Theorem 1. Let \(\Omega\) be an arbitrary topological space, \(S_1=S_1(\Omega)\), and let \(g(\cdot)\) be a lower semicontinuous multivalued mapping. If, for all \(x(\cdot)\in S_1\), \(\sigma\in\Omega\), we put

\[ T(x)(\sigma)=\sup\{x(\tau):\tau\in g(\sigma)\}, \]

then \(T\) will be a lower semicontinuous transformation of \(S_1\) into itself. \(T\) is a generalized homomorphism, since \(T(e)=e\). Conversely, to every lower semicontinuous generalized homomorphism \(T\) there corresponds a lower semicontinuous multivalued mapping \(g(\cdot)\).

Theorem 2. Let \(\Omega\) be a bicompact Hausdorff space, \(S_2=S_2(\Omega)\), and let \(g(\cdot)\) be an upper semicontinuous multivalued mapping. If, for each \(x(\cdot)\in S_2\) and each \(\sigma\in\Omega\), we put

\[ T(x)(\sigma)=\sup\{x(\tau):\tau\in g(\sigma)\}, \]

then \(T\) will be an upper semicontinuous transformation of \(S_2\) into itself. Since \(T(e)=e\), \(T\) is a generalized homomorphism. Conversely, to every upper semicontinuous generalized homomorphism \(T\) there corresponds an upper semicontinuous multivalued mapping \(g(\cdot)\).
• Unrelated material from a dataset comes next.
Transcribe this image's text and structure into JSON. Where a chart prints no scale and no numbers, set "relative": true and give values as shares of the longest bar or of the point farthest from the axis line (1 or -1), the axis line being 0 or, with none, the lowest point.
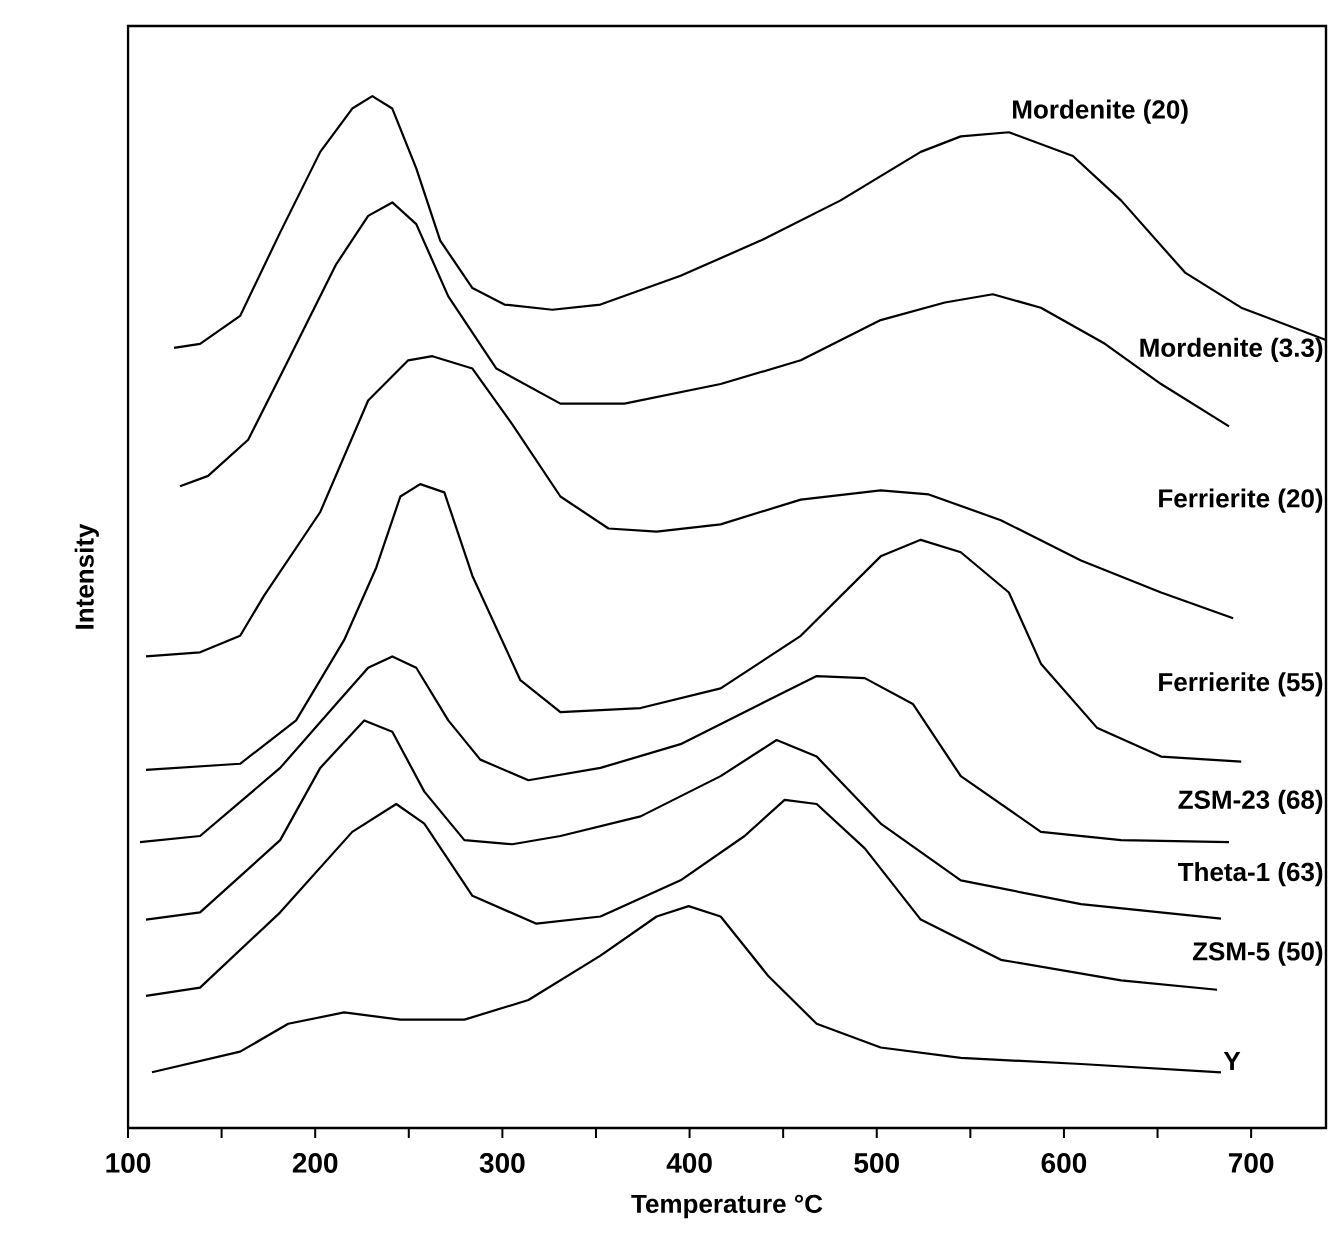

\[ \text{* V. Gurevich }(1)\text{ introduced these mappings under the name continuous.} \]

3. As an application, let us consider the problem of extending multivalued mappings. Let \(\Omega\) be a bicompact Hausdorff space and \(S_2 = S_2(\Omega)\). Let \(\Omega_0\) be an everywhere dense subset of \(\Omega\), and let \(g_0(\cdot)\) be a multivalued mapping whose domain of definition is \(\Omega_0\). It is assumed that \(g_0(\cdot)\) is upper semicontinuous in the sense that, for every \(\sigma_0 \in \Omega_0\) and every open set \(U\) \((g_0(\sigma_0) \subset U)\), there exists an open set \(V\) such that \(\sigma_0 \in V\) and \(g_0(\sigma) \subset U\) for every \(\sigma \in V \cap \Omega_0\). The question arises of the possibility of extending \(g_0(\cdot)\) to a multivalued mapping \(g(\cdot)\) defined on the whole space \(\Omega\) and upper semicontinuous. The possibility of such an extension is shown as follows: for every \(x(\cdot) \in S_2\) and every \(\sigma \in \Omega_0\), put

\[ T_0(x)(\sigma) = \sup \{x(\tau): \tau \in g_0(\sigma)\}. \]

Then put

\[ T(x) = \inf \{y: y(\cdot) \in S_2,\ T_0(x)(\sigma) \leq y(\sigma)\ \text{for all } \sigma \in \Omega_0\}. \]

It can be shown that \(T\) is an upper semicontinuous generalized homomorphism, to which, according to Theorem 2, there corresponds an upper semicontinuous multivalued mapping \(g(\cdot)\), and moreover \(g(\sigma) = g_0(\sigma)\) for all \(\sigma \in \Omega_0\).

Thus, we have obtained an extension \(g(\cdot)\) of the multivalued mapping \(g_0(\cdot)\). It can also be shown that \(g(\cdot)\) is the minimal extension in the sense that, if \(h(\cdot)\) is any extension of the mapping \(g_0(\cdot)\), then \(g(\sigma) \subset h(\sigma)\) for every \(\sigma \in \Omega\).

REFERENCES

1. W. Hurewicz, Proc. Acad. Amsterdam, 29, 1014 (1926).